Hace muchos años no había nada todo era como una enorme mancha oscura. Pero un día pequeñas partículas empezaron a surgir, se empezaron a juntar hasta formar rocas, pequeñas, grandes y estás igualmente se juntaron.
Con el paso del tiempo eran tan grandes que se empezaban a alejar, dentro de uno de estos planetas había pequeños signos de vida, pequeñas partículas que igualmente se empezaron a juntar hasta poder crear una criatura capaz de poder vivir en dicho planeta y con el paso del tiempo empezaron a ser más y a evolucionar.
Las pequeñas criaturas al sentirse tan solitarias, solo ellas, en un inmenso planeta donde no había más signos de vida, ni dentro ni fuera de este.

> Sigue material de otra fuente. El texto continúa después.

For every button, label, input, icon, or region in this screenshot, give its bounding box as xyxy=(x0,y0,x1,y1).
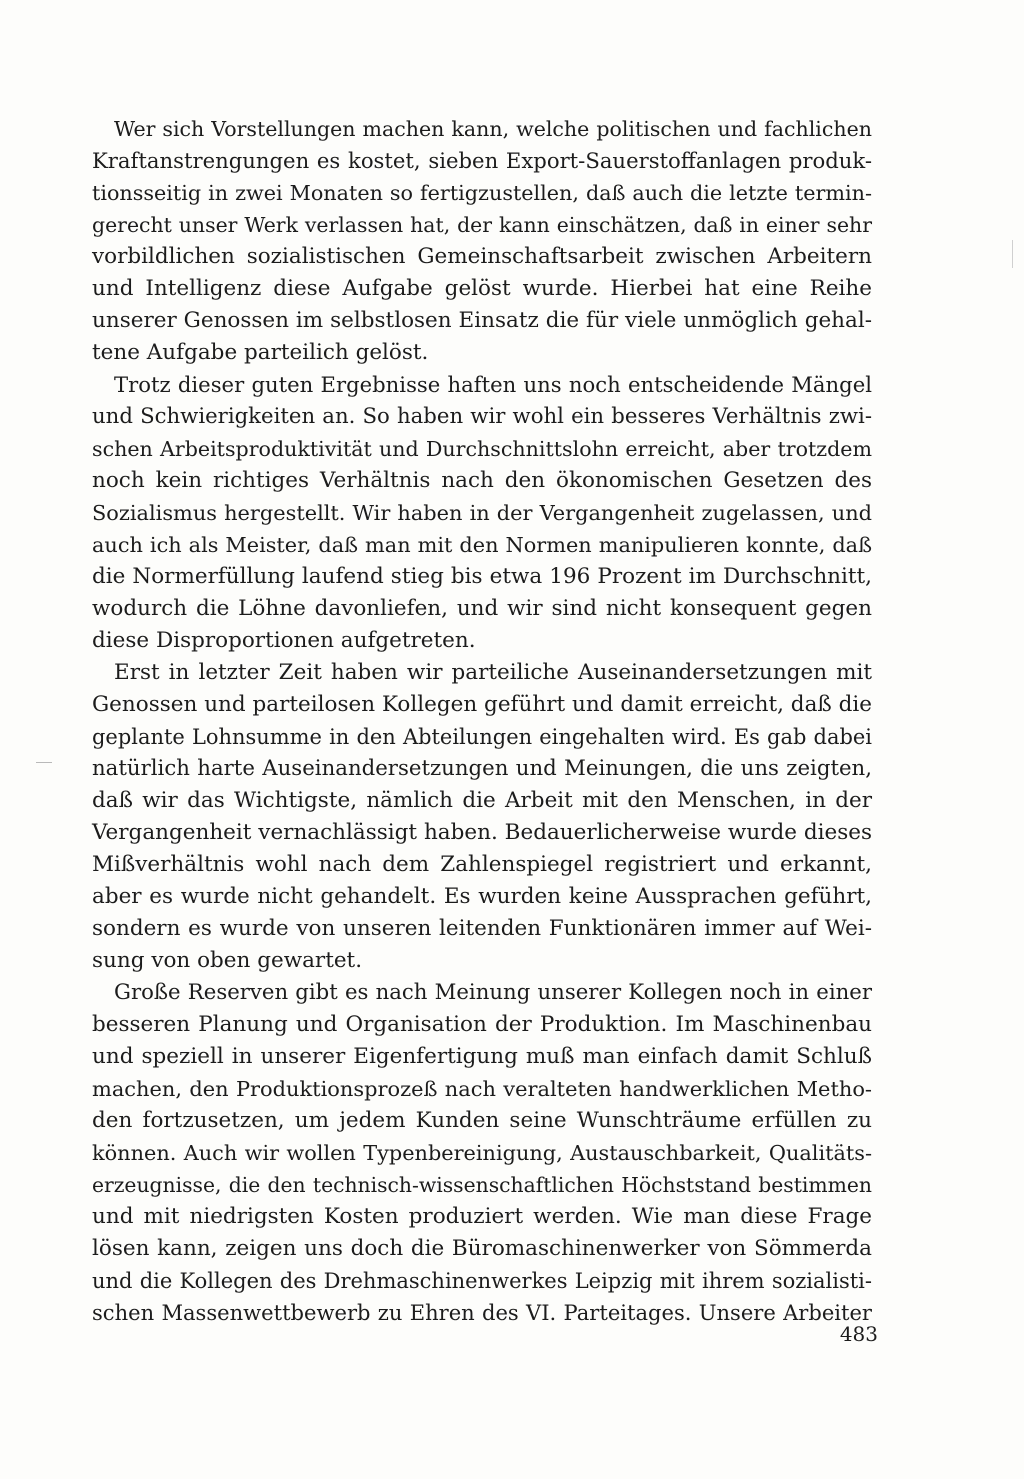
text-line: sondern es wurde von unseren leitenden Funktionären immer auf Wei- xyxy=(92,916,872,941)
text-line: auch ich als Meister, daß man mit den Normen manipulieren konnte, daß xyxy=(92,533,872,557)
text-line: natürlich harte Auseinandersetzungen und Meinungen, die uns zeigten, xyxy=(92,756,872,781)
text-line: und Intelligenz diese Aufgabe gelöst wurde. Hierbei hat eine Reihe xyxy=(92,276,872,301)
paragraph xyxy=(92,113,872,369)
text-line: vorbildlichen sozialistischen Gemeinschaftsarbeit zwischen Arbeitern xyxy=(92,244,872,269)
text-line: besseren Planung und Organisation der Produktion. Im Maschinenbau xyxy=(92,1012,872,1037)
text-line: sung von oben gewartet. xyxy=(92,948,363,973)
text-line: Erst in letzter Zeit haben wir parteiliche Auseinandersetzungen mit xyxy=(114,660,872,685)
text-line: unserer Genossen im selbstlosen Einsatz die für viele unmöglich gehal- xyxy=(92,308,872,333)
margin-mark-right xyxy=(1012,240,1013,268)
text-line: tionsseitig in zwei Monaten so fertigzustellen, daß auch die letzte termin- xyxy=(92,181,872,205)
text-line: gerecht unser Werk verlassen hat, der kann einschätzen, daß in einer sehr xyxy=(92,213,872,237)
text-line: Sozialismus hergestellt. Wir haben in der Vergangenheit zugelassen, und xyxy=(92,501,872,525)
text-line: die Normerfüllung laufend stieg bis etwa 196 Prozent im Durchschnitt, xyxy=(92,564,872,589)
margin-mark xyxy=(36,762,52,763)
page-number: 483 xyxy=(839,1322,878,1346)
text-line: und mit niedrigsten Kosten produziert werden. Wie man diese Frage xyxy=(92,1204,872,1229)
text-line: schen Massenwettbewerb zu Ehren des VI. Parteitages. Unsere Arbeiter xyxy=(92,1300,872,1325)
text-line: und Schwierigkeiten an. So haben wir wohl ein besseres Verhältnis zwi- xyxy=(92,404,872,429)
text-line: daß wir das Wichtigste, nämlich die Arbeit mit den Menschen, in der xyxy=(92,788,872,813)
paragraph xyxy=(92,369,872,657)
text-line: können. Auch wir wollen Typenbereinigung, Austauschbarkeit, Qualitäts- xyxy=(92,1141,872,1165)
text-line: Vergangenheit vernachlässigt haben. Bedauerlicherweise wurde dieses xyxy=(92,820,872,845)
text-line: Mißverhältnis wohl nach dem Zahlenspiegel registriert und erkannt, xyxy=(92,852,872,877)
paragraph xyxy=(92,657,872,977)
text-line: erzeugnisse, die den technisch-wissenschaftlichen Höchststand bestimmen xyxy=(92,1173,872,1197)
text-line: tene Aufgabe parteilich gelöst. xyxy=(92,340,429,365)
text-line: aber es wurde nicht gehandelt. Es wurden keine Aussprachen geführt, xyxy=(92,884,872,909)
text-line: wodurch die Löhne davonliefen, und wir sind nicht konsequent gegen xyxy=(92,596,872,621)
text-line: geplante Lohnsumme in den Abteilungen eingehalten wird. Es gab dabei xyxy=(92,725,872,749)
text-line: diese Disproportionen aufgetreten. xyxy=(92,628,476,653)
text-line: und speziell in unserer Eigenfertigung muß man einfach damit Schluß xyxy=(92,1044,872,1069)
text-line: und die Kollegen des Drehmaschinenwerkes Leipzig mit ihrem sozialisti- xyxy=(92,1268,872,1293)
text-line: Trotz dieser guten Ergebnisse haften uns noch entscheidende Mängel xyxy=(114,372,872,397)
text-line: lösen kann, zeigen uns doch die Büromaschinenwerker von Sömmerda xyxy=(92,1236,872,1261)
text-line: noch kein richtiges Verhältnis nach den ökonomischen Gesetzen des xyxy=(92,468,872,493)
text-line: Kraftanstrengungen es kostet, sieben Export-Sauerstoffanlagen produk- xyxy=(92,148,872,173)
paragraph xyxy=(92,977,872,1329)
text-line: Genossen und parteilosen Kollegen geführt und damit erreicht, daß die xyxy=(92,692,872,717)
body-text xyxy=(92,113,872,1329)
text-line: den fortzusetzen, um jedem Kunden seine Wunschträume erfüllen zu xyxy=(92,1108,872,1133)
text-line: Wer sich Vorstellungen machen kann, welche politischen und fachlichen xyxy=(114,117,872,141)
text-line: machen, den Produktionsprozeß nach veralteten handwerklichen Metho- xyxy=(92,1077,872,1101)
text-line: Große Reserven gibt es nach Meinung unserer Kollegen noch in einer xyxy=(114,980,872,1005)
text-line: schen Arbeitsproduktivität und Durchschnittslohn erreicht, aber trotzdem xyxy=(92,437,872,461)
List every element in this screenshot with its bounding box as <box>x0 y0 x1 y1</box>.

El espacio era tan inmenso que estás pequeñas criaturas empezaron a poder ver el futuro, podían ver cosas que iban a pasar a través de las estrellas y así es como pudieron saber lo que tenían que hacer así que se dirigieron a una parte específica del planeta y allí encontraron ese hermoso líquido azul, era brillante y todo a su al rededor estaba lleno de vida, había cosas que nunca habían visto en su vida, les maravillo tanto que decidieron hacer que ese líquido se esparciera por todo el planeta y los demás planetas a su al rededor.
Pero una pequeña gota se les resbaló y ellos a otro planeta más alejado de ellos, un planeta no tan grande como el de ellos y es por eso que esa pequeña gota alcanzó para llenarse de vida. Lo que antes era una roca con fuego y lava, ahora era una roca con plantas y agua.
Y así es como le damos inicio a esta historia.